Neil deGrasse Tyson [02:32]: "Today's topic is one of my favorite just as an educator, simply because it's where people miss think things most often..."
2. Human Cognitive Biases in Probability Estimation
Gary O'Reilly introduces the discussion by relating probability to everyday decisions and inherent risks, such as gambling or making choices like standing on a wobbly chair. The conversation delves into how humans are wired to recognize patterns, often seeing them where none exist—a relic from our survival mechanisms.
Gary O'Reilly [02:32]: "Probabilities has its own branch of mathematics... it's intertwined into so much of our everyday lives."
Chuck Nice humorously comments on human tendencies to misjudge probabilities, especially in environments like Las Vegas, where casinos exploit these cognitive biases.
Chuck Nice [05:09]: "It's a geek fest."
Chuck Nice [12:15]: "Clouds."
Chuck Nice [14:05]: "They play the Washington Generals."
3. The Odds of Existence
Neil transitions into a profound exploration of the improbability of individual existence. He discusses the astronomical odds of a specific genetic configuration leading to a unique human being, underscoring the rarity and preciousness of life.
Neil deGrasse Tyson [23:28]: "You are alive against stupendous odds."
Neil deGrasse Tyson [25:09]: "You, Gary O'Reilly, are alive against stupendous odds."
4. Probability in Everyday Life
The discussion broadens to encompass how probability affects various aspects of daily living, from health assessments to financial decisions. Neil criticizes the educational system for not adequately teaching probability and statistics, leaving individuals vulnerable to flawed decision-making.
Neil deGrasse Tyson [15:02]: "But as a scientist, we know how important probability is to separate your own bias on what is going on in the world from what is objectively going on in the world."
5. Cybersecurity and the Power of Probability
Gary introduces the episode's guest, Alex Koshoi, to bridge the conversation into cybersecurity.
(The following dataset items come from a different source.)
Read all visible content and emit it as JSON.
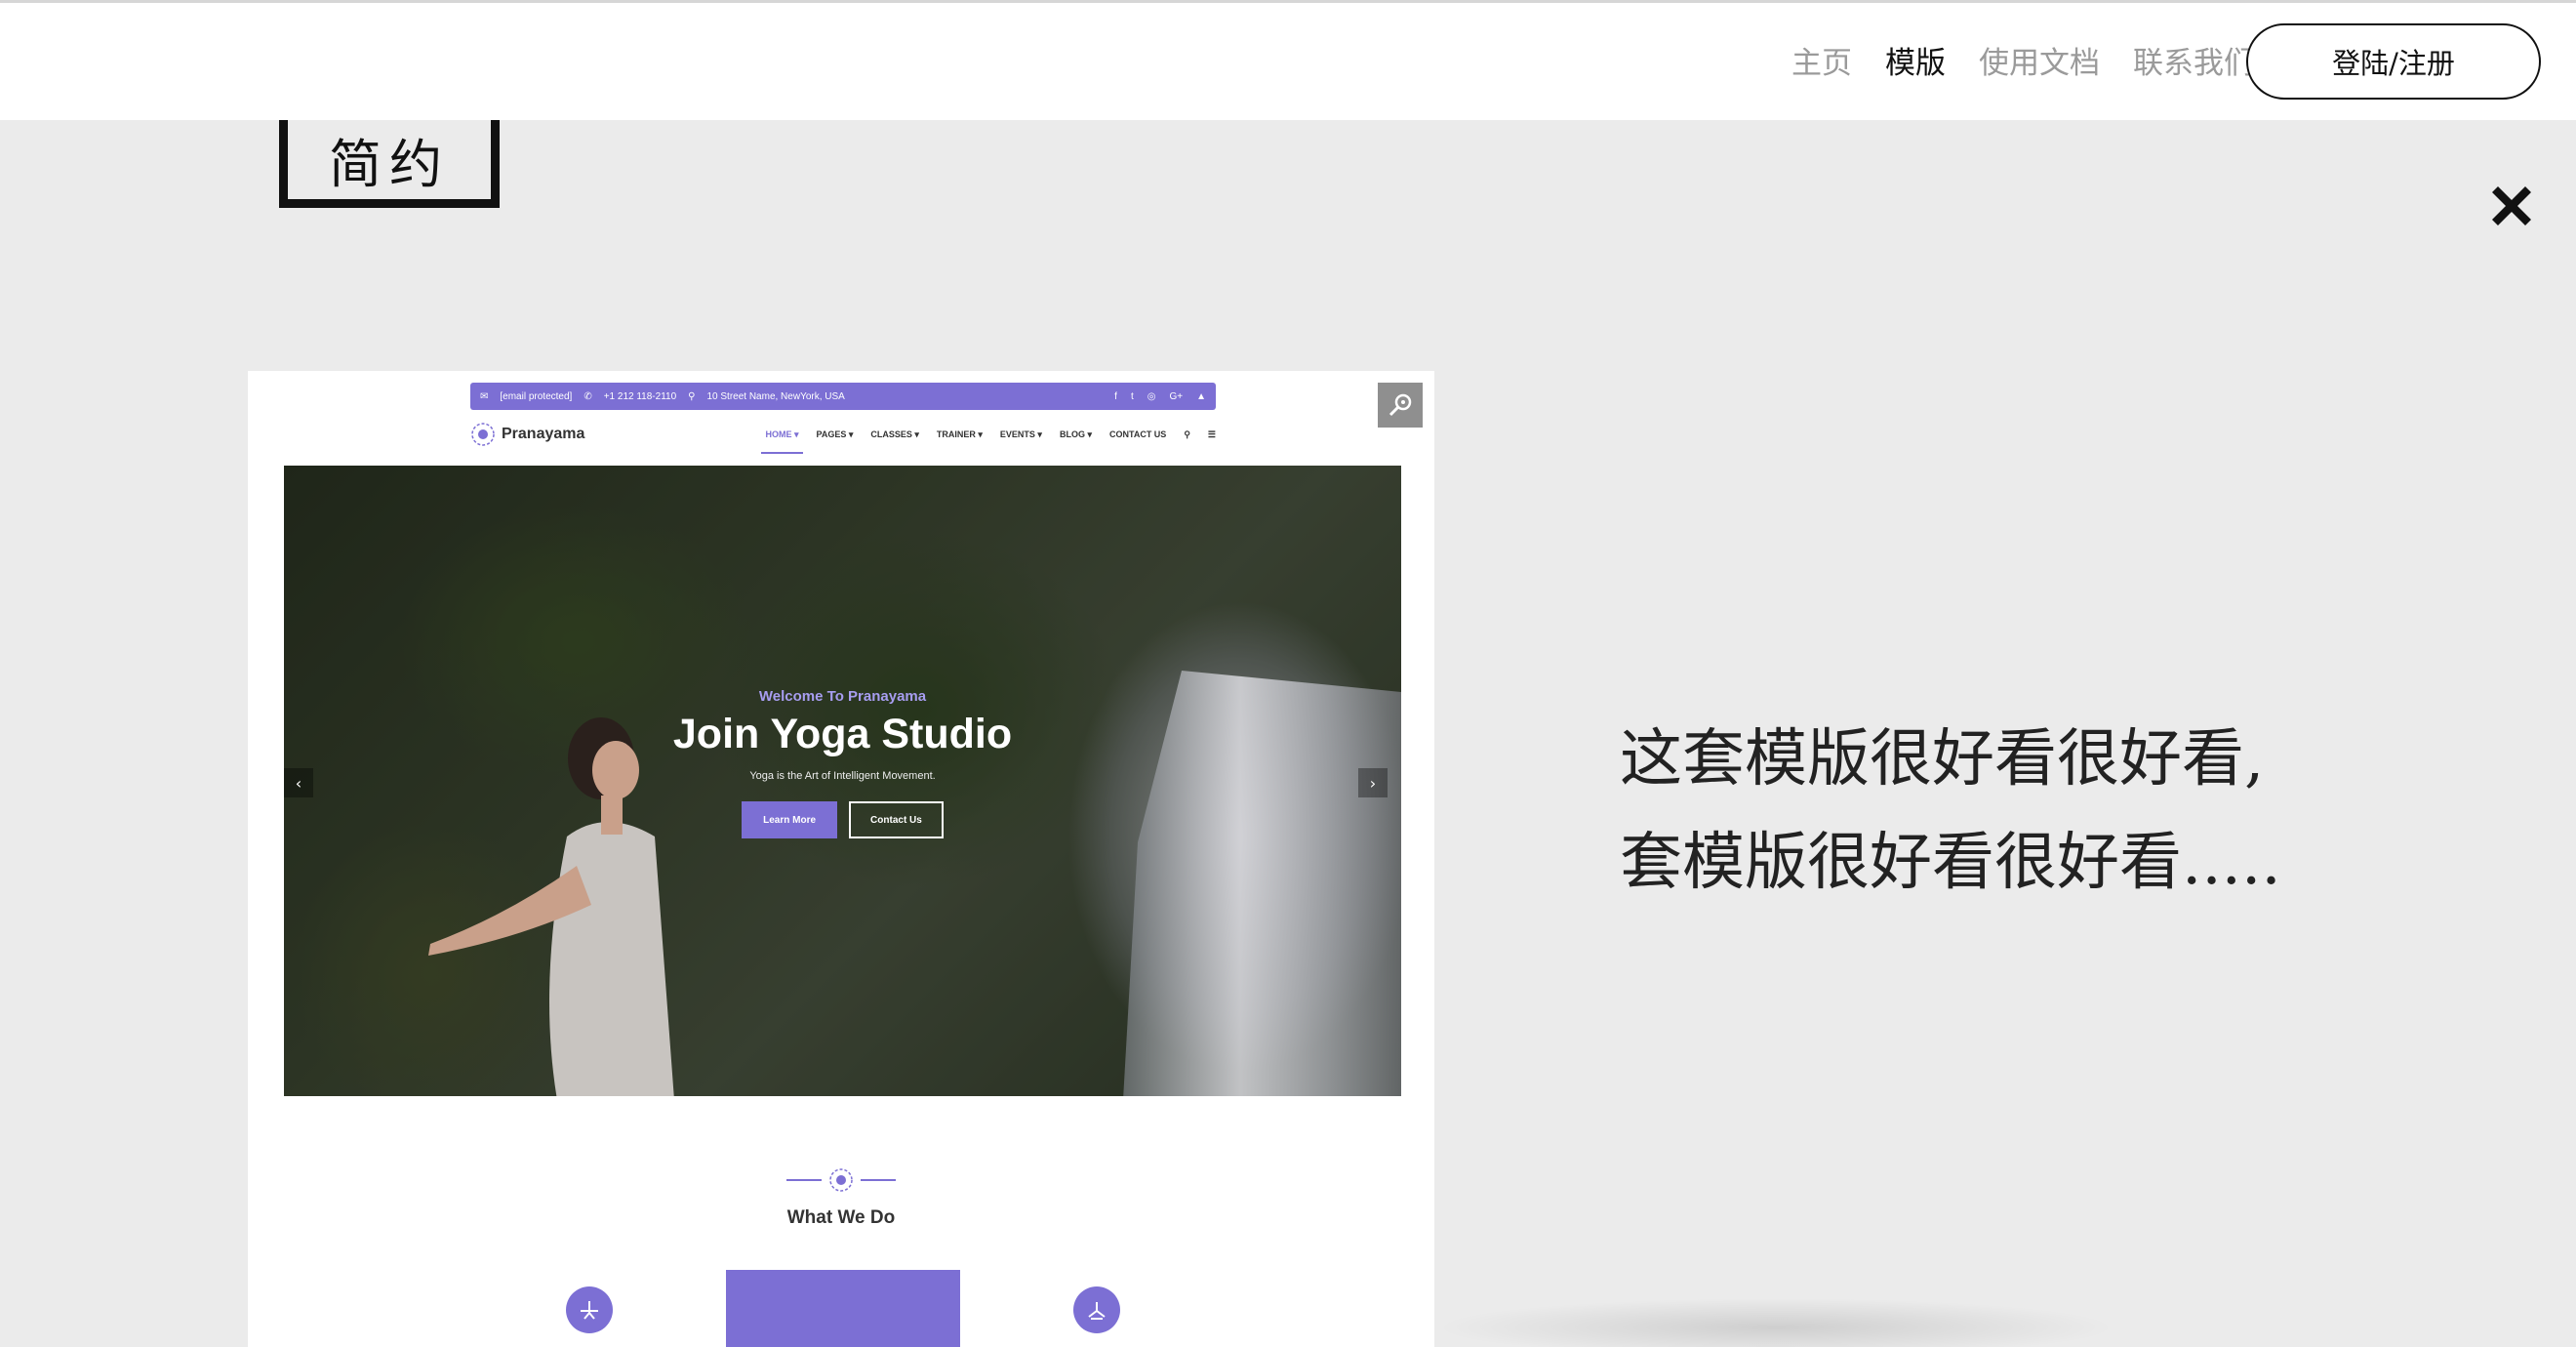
{
  "header": {
    "nav": [
      "主页",
      "模版",
      "使用文档",
      "联系我们"
    ],
    "active_nav": "模版",
    "login_label": "登陆/注册"
  },
  "category_tag": "简约",
  "preview": {
    "topbar": {
      "email": "[email protected]",
      "phone": "+1 212 118-2110",
      "address": "10 Street Name, NewYork, USA",
      "social_icons": [
        "f",
        "t",
        "◎",
        "G+",
        "▲"
      ]
    },
    "brand": "Pranayama",
    "menu": [
      "HOME ▾",
      "PAGES ▾",
      "CLASSES ▾",
      "TRAINER ▾",
      "EVENTS ▾",
      "BLOG ▾",
      "CONTACT US",
      "⚲",
      "☰"
    ],
    "hero": {
      "eyebrow": "Welcome To Pranayama",
      "title": "Join Yoga Studio",
      "subtitle": "Yoga is the Art of Intelligent Movement.",
      "primary_button": "Learn More",
      "secondary_button": "Contact Us",
      "prev": "‹",
      "next": "›"
    },
    "section_title": "What We Do"
  },
  "description": {
    "line1": "这套模版很好看很好看,",
    "line2": "套模版很好看很好看....."
  },
  "colors": {
    "accent": "#7c6fd4",
    "background": "#ebebeb"
  }
}
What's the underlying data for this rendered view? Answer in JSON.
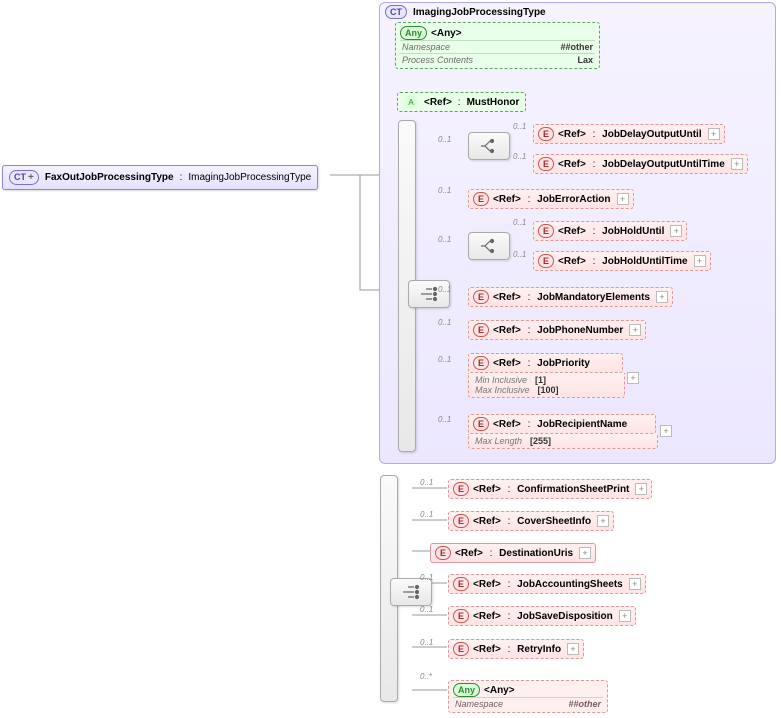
{
  "root": {
    "tag": "CT",
    "name": "FaxOutJobProcessingType",
    "base": "ImagingJobProcessingType"
  },
  "complexType": {
    "tag": "CT",
    "name": "ImagingJobProcessingType"
  },
  "any1": {
    "tag": "Any",
    "label": "<Any>",
    "rows": {
      "ns_k": "Namespace",
      "ns_v": "##other",
      "pc_k": "Process Contents",
      "pc_v": "Lax"
    }
  },
  "attr": {
    "tag": "A",
    "ref": "<Ref>",
    "name": "MustHonor"
  },
  "card": {
    "c01": "0..1",
    "c0n": "0..*"
  },
  "els": {
    "jobDelayOutputUntil": "JobDelayOutputUntil",
    "jobDelayOutputUntilTime": "JobDelayOutputUntilTime",
    "jobErrorAction": "JobErrorAction",
    "jobHoldUntil": "JobHoldUntil",
    "jobHoldUntilTime": "JobHoldUntilTime",
    "jobMandatoryElements": "JobMandatoryElements",
    "jobPhoneNumber": "JobPhoneNumber",
    "jobPriority": "JobPriority",
    "jobRecipientName": "JobRecipientName",
    "confirmationSheetPrint": "ConfirmationSheetPrint",
    "coverSheetInfo": "CoverSheetInfo",
    "destinationUris": "DestinationUris",
    "jobAccountingSheets": "JobAccountingSheets",
    "jobSaveDisposition": "JobSaveDisposition",
    "retryInfo": "RetryInfo",
    "ref": "<Ref>",
    "etag": "E"
  },
  "facets": {
    "minIncl_k": "Min Inclusive",
    "minIncl_v": "[1]",
    "maxIncl_k": "Max Inclusive",
    "maxIncl_v": "[100]",
    "maxLen_k": "Max Length",
    "maxLen_v": "[255]"
  },
  "any2": {
    "tag": "Any",
    "label": "<Any>",
    "ns_k": "Namespace",
    "ns_v": "##other"
  }
}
The trio explores how probability underpins cyber risk assessments and the increasing prevalence of cyber threats in the digital age.
Gary O'Reilly [28:33]: "We are living our lives online... the probability of bad stuff, probability of it being okay."
Alex Koshoi elaborates on the inevitability of cyber attacks, stressing that everyone is a potential target regardless of perceived wealth or status.
Alex Koshoi [31:28]: "The probability of somebody being attacked, I would say it's biased from my perspective, is 100%."
6. Strategies to Mitigate Cyber Risks
The conversation shifts to practical strategies for individuals and organizations to protect against cyber threats. Alex emphasizes the importance of using password managers, minimizing one's digital footprint, and implementing multi-factor authentication to enhance security.
Alex Koshoi [54:16]: "Get the password manager, make it take care of your passwords, and try to remember all those accounts that you're no longer using."
Alex Koshoi [55:01]: "Minimize your footprint, your Internet footprint. Don't post stupid stuff."
Neil and Chuck discuss the limitations of traditional security measures like voice and face recognition, especially in an era where AI can easily replicate these identifiers.
Neil deGrasse Tyson [48:06]: "It's two-factor authentication."
Chuck Nice [49:59]: "That's Bond villain badness."
7. Concluding Thoughts
Neil wraps up the episode by reiterating the critical role of probability in both appreciating the uniqueness of life and safeguarding against modern threats. He calls for a more scientifically informed perspective in everyday decision-making to foster a kinder and more considerate society.
Neil deGrasse Tyson [25:09]: "Because of this, life should be cherished."
Neil deGrasse Tyson [55:49]: "As always, I bid you to keep looking up."
Notable Quotes with Timestamps:
Key Takeaways:
This episode of StarTalk Radio offers a comprehensive exploration of probability, bridging complex mathematical concepts with tangible real-world applications, particularly in the realm of cybersecurity. Neil deGrasse Tyson, alongside his co-hosts and guest, provides listeners with both intellectual insights and practical advice, making the intricate topic of probability accessible and relevant.